Knowing What’s Coming
The outcome of our addiction to prediction need not be random
 
Making predictions is our second nature. Open any newspaper or television channel and you will find an endless stream of forecasts—whether the Reserve Bank of India will cut interest rates, whether the Sensex will scale 26,000, whether oil prices will go up, who will win the elections in Uttar Pradesh or will become the American president, the winner of the India-Pakistan match... These are forecasts that concern a lot of people. But we are all forecasters in our own lives too. We are making guesses—that is forecasting—about when we will get married, change jobs, buy a house, calculate whether the retirement corpus will last, etc. Humans are curious to know what is coming and are willing to pay to know it—either small change to roadside card-pulling parrots or big money to gurus—whether they wear robes or sharp suits. 
 
But how good are humans at forecasting? You can only tell conclusively if all such forecasts are actually recorded and verified. Philip Tetlock has done exactly that. His ran a project from 1984 to 2004 which analysed 82,361 predictions made by 284 experts in fields like political science, economics and journalism. He found that about 15% of events that experts claimed to know in advance that had little or no chance of happening did, in fact, happen, while about 27% of the ‘sure things’ didn’t happen. Tetlock concluded that the experts did little better than a ‘dart-throwing chimpanzee’. The details of the project are captured in Tetlock’s book Expert Political Judgment, published in 2005. Tetlock, who teaches at the Wharton School of Business, became the world’s foremost expert about the so-called experts. 
 
However, while the study gave an impression that the average ‘expert’ is “roughly as accurate as a dart-throwing chimp,” the metaphor was subject to misinterpretation. Tetlock’s work was far richer and his findings were subtler than that.

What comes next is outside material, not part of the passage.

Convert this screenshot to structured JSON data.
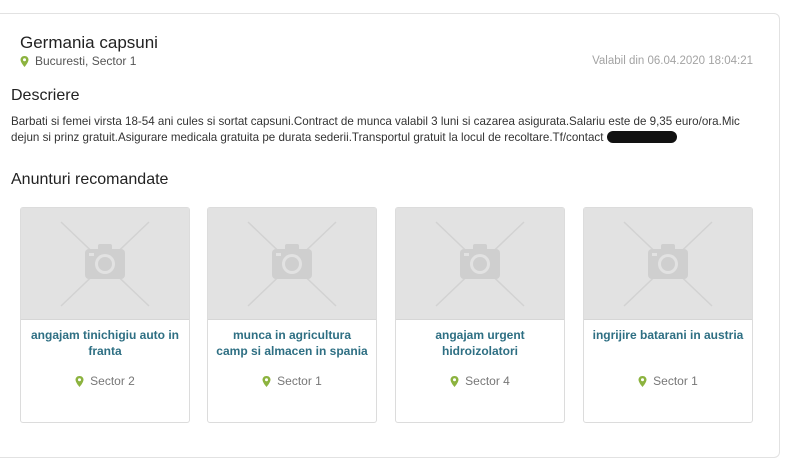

Tetlock showed, for instance, that near-term forecasts were far more accurate than those that we supposed would happen after three years. The book Superforecasting (written with Dan Gardner, a Canadian journalist) is a sequel and designed to set the record straight. It is, again, based on studies of actual forecasting; but, this time, not of ‘experts’ that dominate the media.
 
The book is based on a tournament for forecasting, sponsored by America’s intelligence agencies which had a lot of egg on their face following the dreadful invasion of Iraq. The contest ran from 2011 to 2015 and posed 500 near-term geopolitical questions to five teams (“Will India or Brazil become a permanent member of the UN Security Council in the next two years?), including one called Good Judgement Project (GJP) of Tetlock. In all, the tournament gathered one million individual judgements. As the tournament progressed, a small number of forecasters of GJP began to lead the pack. Using only an Internet connection, they consistently beat the other more competent teams, led by top researchers in their fields. In year-1, GJP team beat the official control group by 60%. In year-2, it beat the control group by 78%. It also beat its university-affiliated competitors and even intelligence analysts who had access to classified data. After two years, GJP was doing so much better that the other teams were dropped. The conclusion of the two books, put together: while forecasting is tough, many ordinary people are better at it than the so-called ‘experts’; also, prophecy can be practised and improved.
 
Who were these people who could predict well? You would be amazed to know that the crop of ‘super-forecasters’ included housewives, social services worker, unemployed factory workers and professors of mathematics, a film-maker, a retired official from the US department of agriculture and so on. Do they have anything in common? They had a ‘growth mindset’, as Tetlock puts it. They were focused, open-minded, careful, curious—and, above all—self-critical. They had a willingness to learn from mistakes, self-reflection and humility. The best forecasters were more interested in knowing why they were right or wrong, rather than whether they were right or wrong. Tetlock found “commitment to self-improvement to be strongest predictor of performance.” Unfortunately, these people may not be telegenic, articulate or even confident. So, they are bad for TV which will continue to bombard us with untested, simplistic and wrong predictions from ‘experts’. This book is a must-read for anyone who is just curious about how we can think and guess better.